Re: throttle segment merging

2012-10-27 Thread Radim Kolar

Dne 26.10.2012 3:47, Tomás Fernández Löbbe napsal(a):

Is there way to set-up logging to output something when segment merging
runs?


I think segment merging is logged when you enable infoStream logging (you
should see it commented in the solrconfig.xml)
no, segment merging is not logged at info level. it needs customized log 
config.





Can be segment merges throttled?
 You can change when and how segments are merged with the merge 
policy, maybe it's enough for you changing the initial settings 
(mergeFactor for example)?


I am now researching elasticsearch, it can do it, its lucene 3.6 based


throttle segment merging

2012-10-25 Thread Radim Kolar
I have problems with very low indexing speed as soon as core size grows 
over 15 GB. I suspect that it can be due io intensive segment merging.
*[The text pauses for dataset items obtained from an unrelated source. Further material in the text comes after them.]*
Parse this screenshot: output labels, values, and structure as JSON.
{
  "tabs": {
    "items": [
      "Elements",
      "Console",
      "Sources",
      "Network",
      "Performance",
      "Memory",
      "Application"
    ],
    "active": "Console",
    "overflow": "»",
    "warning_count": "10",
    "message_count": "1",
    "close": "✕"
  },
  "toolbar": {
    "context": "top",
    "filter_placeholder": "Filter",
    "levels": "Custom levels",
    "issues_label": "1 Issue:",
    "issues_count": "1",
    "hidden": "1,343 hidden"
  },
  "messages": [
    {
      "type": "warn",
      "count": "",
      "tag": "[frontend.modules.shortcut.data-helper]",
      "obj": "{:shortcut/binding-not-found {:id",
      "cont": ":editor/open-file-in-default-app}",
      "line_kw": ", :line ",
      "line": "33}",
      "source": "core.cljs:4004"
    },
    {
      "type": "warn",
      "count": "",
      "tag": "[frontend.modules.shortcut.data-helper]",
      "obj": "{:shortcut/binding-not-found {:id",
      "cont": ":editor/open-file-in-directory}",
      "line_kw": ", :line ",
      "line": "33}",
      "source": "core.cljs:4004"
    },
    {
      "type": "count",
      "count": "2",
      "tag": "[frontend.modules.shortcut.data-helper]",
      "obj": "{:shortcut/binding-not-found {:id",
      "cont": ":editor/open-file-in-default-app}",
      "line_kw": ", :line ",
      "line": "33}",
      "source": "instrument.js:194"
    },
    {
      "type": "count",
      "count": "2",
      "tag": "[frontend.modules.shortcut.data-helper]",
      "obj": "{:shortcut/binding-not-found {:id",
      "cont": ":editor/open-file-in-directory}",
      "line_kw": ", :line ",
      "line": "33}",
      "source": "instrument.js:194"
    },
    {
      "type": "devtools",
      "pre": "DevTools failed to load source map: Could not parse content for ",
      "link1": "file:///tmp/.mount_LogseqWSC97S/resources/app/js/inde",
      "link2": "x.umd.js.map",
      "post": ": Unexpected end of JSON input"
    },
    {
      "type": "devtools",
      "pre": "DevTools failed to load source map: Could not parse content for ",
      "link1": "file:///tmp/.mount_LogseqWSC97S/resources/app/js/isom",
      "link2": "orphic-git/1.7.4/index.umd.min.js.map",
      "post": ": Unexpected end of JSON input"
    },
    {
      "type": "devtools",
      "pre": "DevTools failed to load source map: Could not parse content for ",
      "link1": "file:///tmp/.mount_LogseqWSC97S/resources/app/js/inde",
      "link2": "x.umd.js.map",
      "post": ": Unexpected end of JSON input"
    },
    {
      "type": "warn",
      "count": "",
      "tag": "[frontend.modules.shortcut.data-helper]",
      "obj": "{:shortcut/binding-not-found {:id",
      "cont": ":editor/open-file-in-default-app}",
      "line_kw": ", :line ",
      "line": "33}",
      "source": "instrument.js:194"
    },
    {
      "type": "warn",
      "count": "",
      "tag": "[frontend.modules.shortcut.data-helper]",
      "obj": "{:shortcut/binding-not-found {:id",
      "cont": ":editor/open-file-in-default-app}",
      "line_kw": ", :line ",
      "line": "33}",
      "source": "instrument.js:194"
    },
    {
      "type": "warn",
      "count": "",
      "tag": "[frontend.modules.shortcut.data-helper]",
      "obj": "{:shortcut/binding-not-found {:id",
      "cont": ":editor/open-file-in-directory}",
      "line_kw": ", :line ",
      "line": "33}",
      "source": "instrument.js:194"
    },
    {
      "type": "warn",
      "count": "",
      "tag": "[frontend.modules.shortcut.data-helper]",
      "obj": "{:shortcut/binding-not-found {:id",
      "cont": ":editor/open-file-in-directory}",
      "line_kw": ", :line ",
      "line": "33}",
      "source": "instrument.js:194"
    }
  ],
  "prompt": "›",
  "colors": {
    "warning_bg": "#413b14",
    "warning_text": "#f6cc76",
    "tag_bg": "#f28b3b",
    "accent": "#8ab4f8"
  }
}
Is there way to set-up logging to output something when segment merging 
runs?


Can be segment merges throttled?


Re: throttle segment merging

2012-10-25 Thread Tomás Fernández Löbbe

 Is there way to set-up logging to output something when segment merging
 runs?

I think segment merging is logged when you enable infoStream logging (you
should see it commented in the solrconfig.xml)


 Can be segment merges throttled?


You can change when and how segments are merged with the merge policy,
maybe it's enough for you changing the initial settings (mergeFactor for
example)?

Tomás